今週から札幌、福島、阪神で、いっせいに2歳新馬戦がスタートする。ピンクカメオ(NHKマイルC)、クーヴェルチュール(キーンランドC)などで夏の福島デビュー勝ちの実績を持つ国枝厩舎が、今年は福島で牝馬ばかり5頭をスタンバイ。早くもクラシック戦線を見据えて、大量出撃でスタートダッシュをかけるつもりだ。
福島開幕週に2頭を使い、その後も矢継ぎ早に3頭を繰り出す国枝厩舎。新馬の大量早期デビューの狙いは、年々厳しさを増すクラシック戦線を見据えてのことだ。「年を追うごとに早め早めの流れになっている。賞金を獲得しておかないと後手に回ることになるから。順調に来ている馬は早めに使った方がいい。競馬を覚えさせる意味でも1回使っておくメリットは大きい」。早めにメドを立てれば、余裕を持ってG1戦線に臨める。栗東留学をいち早く仕掛けた国枝師らしい戦略眼といえる。
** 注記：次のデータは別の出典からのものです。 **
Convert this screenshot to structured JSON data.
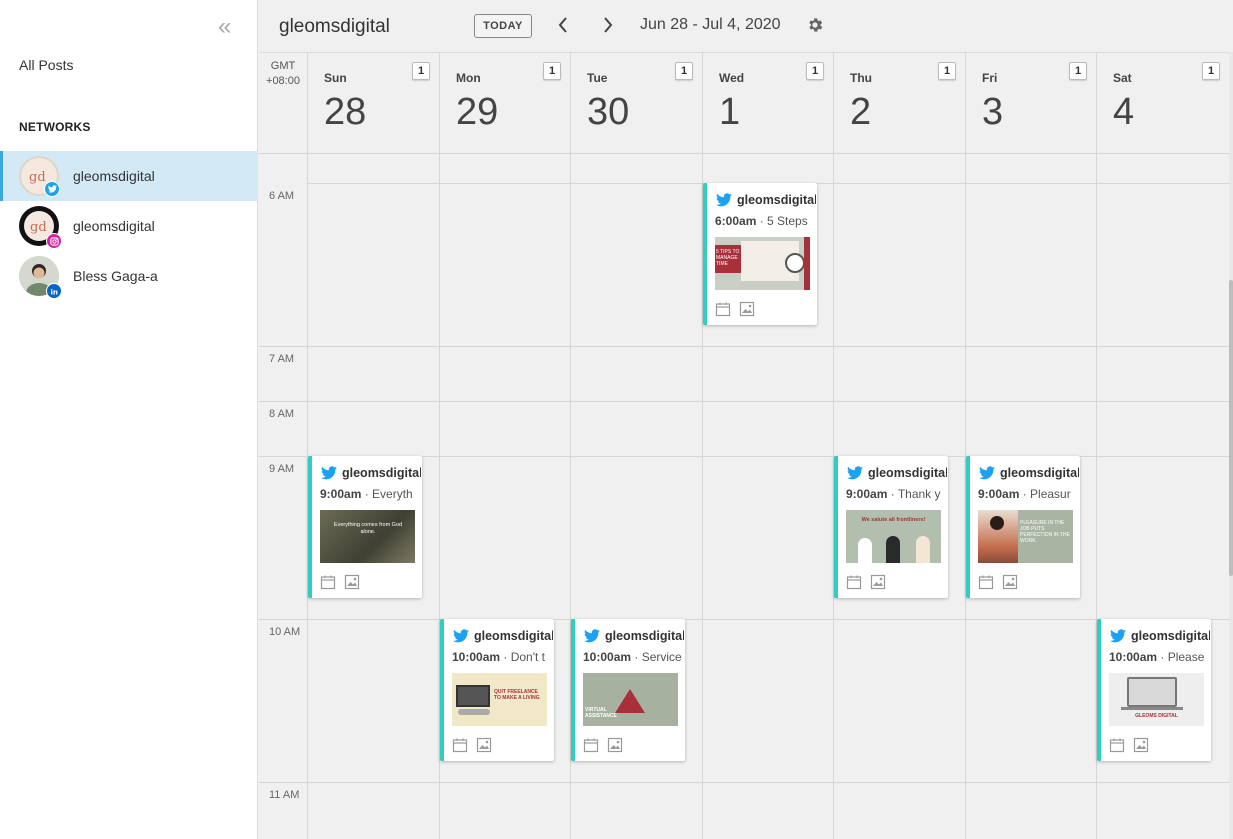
{
  "sidebar": {
    "all_posts": "All Posts",
    "networks_label": "NETWORKS",
    "networks": [
      {
        "name": "gleomsdigital",
        "network": "twitter",
        "avatar_text": "gd"
      },
      {
        "name": "gleomsdigital",
        "network": "instagram",
        "avatar_text": "gd"
      },
      {
        "name": "Bless Gaga-a",
        "network": "linkedin",
        "avatar_text": ""
      }
    ]
  },
  "topbar": {
    "brand": "gleomsdigital",
    "today_label": "TODAY",
    "prev_icon": "chevron-left-icon",
    "next_icon": "chevron-right-icon",
    "date_range": "Jun 28 - Jul 4, 2020",
    "settings_icon": "gear-icon"
  },
  "calendar": {
    "timezone": "GMT\n+08:00",
    "days": [
      {
        "name": "Sun",
        "num": "28",
        "count": "1"
      },
      {
        "name": "Mon",
        "num": "29",
        "count": "1"
      },
      {
        "name": "Tue",
        "num": "30",
        "count": "1"
      },
      {
        "name": "Wed",
        "num": "1",
        "count": "1"
      },
      {
        "name": "Thu",
        "num": "2",
        "count": "1"
      },
      {
        "name": "Fri",
        "num": "3",
        "count": "1"
      },
      {
        "name": "Sat",
        "num": "4",
        "count": "1"
      }
    ],
    "hours": [
      "6 AM",
      "7 AM",
      "8 AM",
      "9 AM",
      "10 AM",
      "11 AM"
    ],
    "posts": [
      {
        "day": 3,
        "hour": 6,
        "account": "gleomsdigital",
        "time": "6:00am",
        "snippet": " · 5 Steps",
        "thumb_color": "#c9cfc4",
        "thumb_text": "5 TIPS TO MANAGE TIME"
      },
      {
        "day": 0,
        "hour": 9,
        "account": "gleomsdigital",
        "time": "9:00am",
        "snippet": " · Everyth",
        "thumb_color": "#5a5e4c",
        "thumb_text": "Everything comes from God alone."
      },
      {
        "day": 4,
        "hour": 9,
        "account": "gleomsdigital",
        "time": "9:00am",
        "snippet": " · Thank y",
        "thumb_color": "#b3bfae",
        "thumb_text": "We salute all frontliners!"
      },
      {
        "day": 5,
        "hour": 9,
        "account": "gleomsdigital",
        "time": "9:00am",
        "snippet": " · Pleasur",
        "thumb_color": "#a9b4a3",
        "thumb_text": "PLEASURE IN THE JOB PUTS PERFECTION IN THE WORK."
      },
      {
        "day": 1,
        "hour": 10,
        "account": "gleomsdigital",
        "time": "10:00am",
        "snippet": " · Don't t",
        "thumb_color": "#f1e8c7",
        "thumb_text": "QUIT FREELANCE TO MAKE A LIVING"
      },
      {
        "day": 2,
        "hour": 10,
        "account": "gleomsdigital",
        "time": "10:00am",
        "snippet": " · Service",
        "thumb_color": "#a7b1a0",
        "thumb_text": "VIRTUAL ASSISTANCE"
      },
      {
        "day": 6,
        "hour": 10,
        "account": "gleomsdigital",
        "time": "10:00am",
        "snippet": " · Please",
        "thumb_color": "#eeeeee",
        "thumb_text": "GLEOMS DIGITAL"
      }
    ]
  },
  "colors": {
    "accent_teal": "#2ecfc0",
    "twitter_blue": "#1da1f2",
    "active_bg": "#d3eaf6"
  }
}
開幕日に一番星を目指すのはグリーンウィズダム。近親にはハイソサエティー(4勝)、ラミアクイーン(3歳500万)など新馬勝ちした馬が並ぶ。「父フジキセキのようなスピードタイプ。十分に仕上がっている。前向きさがあるので1000メートル戦にも対応可能」と評価する。10日の坂路追い(4F51秒1)にまたがった後藤は「スピードがあり余っている。ゲートも速いと聞いているし高い素質を感じる。国枝厩舎は、ただ使うだけでなく素質ある馬をそろえているから凄いよね」と感嘆していた。
21日の5Rにはイオスが登場。04年凱旋門賞を制した新種牡馬バゴの産駒だ。母チューニーは札幌で新馬勝ちを決め、03年オークスでスティルインラブの2着。新馬戦にもクラシックにも対応できそうで頼もしい。「動ける態勢にはある。牝馬で気のいいタイプだから息さえつくれば大丈夫。距離にも対応できそうだ」と指揮官は語る。
2週目以降も素質馬ズラリ。タカラハーバーは師が手掛けたタカラサイレンス(4勝)の子で思い入れ十分。ウインマリアベールの母は重賞4勝馬ダイヤモンドビコー。「ウインは気持ちに余裕があるのがいい。うまくいけば桜花賞かな。まあデビュー前なら何でも言えるから」。照れ笑いの中に国枝師は決意をにじませていた。